AN EXAMPLE OF AFRICAN MEDICAL SCIENCE. ILLUSTRATION OF AFRICAN DOCTORS IN 19TH CENTURY (1879) KAHARA,UGANDA PERFORMING A CAESARIAN SECTION. THIS OPERATION WAS UNKNOWN IN EUROPE AT THE TIME.
Africans were performing many advanced medical procedures long before they had been conceived in Europe this is just one of many examples.
The British traveler R.W. Felkin who reported this noted that the healer used banana wine to semi-intoxicate the woman and to cleanse his hands and her abdomen prior to surgery. He used a midline incision and applied cautery to minimize hemorrhaging. He massaged the uterus to make it contract but did not suture it; the abdominal wound was pinned with iron needles and dressed with a paste prepared from roots. The patient recovered well, and Felkin concluded that this technique was well-developed and had clearly been employed for a long time. Similar reports come from Rwanda, where botanical preparations were also used to anesthetize the patient and promote wound healing.
Referece: “Notes on Labour in Central Africa” published in the Edinburgh Medical Journal, volume 20, April 1884, pages 922-930.
This is fascinating. Many (white) people think that Europe was the only place making technological and medical advancements, and all the brown people in other places were just wallowing in cave man times (such as: people claming Native Americans are ‘lucky’ that Europeans came here and ‘civilized’ them). Not true, at all.

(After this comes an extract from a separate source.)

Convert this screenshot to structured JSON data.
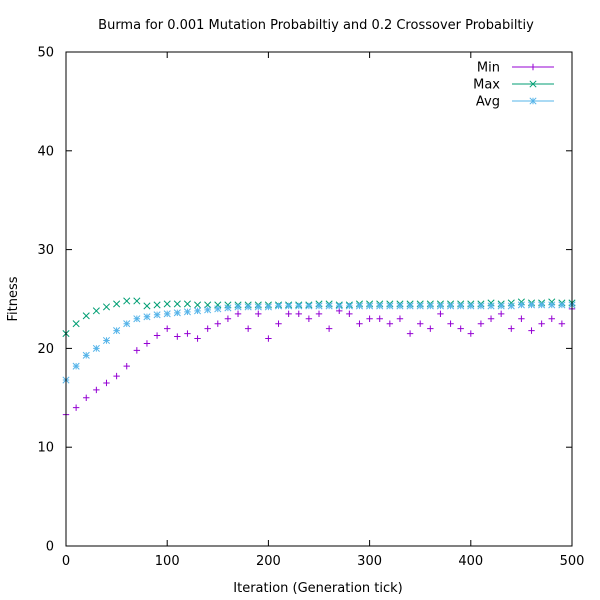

However, cesarean sections were certainly known in Europe at the time. Cutting live babies out of dead/dying mothers was a practice that dates back to the birth of Julius Caesar (allegedly the reason we call it a cesarean section, although other reports state his mother survived the birth). I’m obviously not an expert on the history of c-sections, but I would imagine that some form of c-sections were taking place in every society around the world. Successful c-sections in Europe date back to the Middle Ages. I saw an exhibit at the Royal College of Surgeons in Chicago last year, and I remember seeing paintings of doctors administering c-sections around the 1500s.
Interestingly, c-sections were more successful (ie the mother lived more often) when they were performed outside of hospitals — like in the drawing above. Before modern antibacterial technology, getting cut open in a hospital usually meant contracting a deadly infection from another patient. And according to this book from the US National Library of Medicine, in rural areas or places without hospitals, c-sections would get started sooner and the mother and fetus were less distressed, which also contributed to their higher success rate.
But, yes, this illustration is proof that advances in medicine are not unique to Western culture.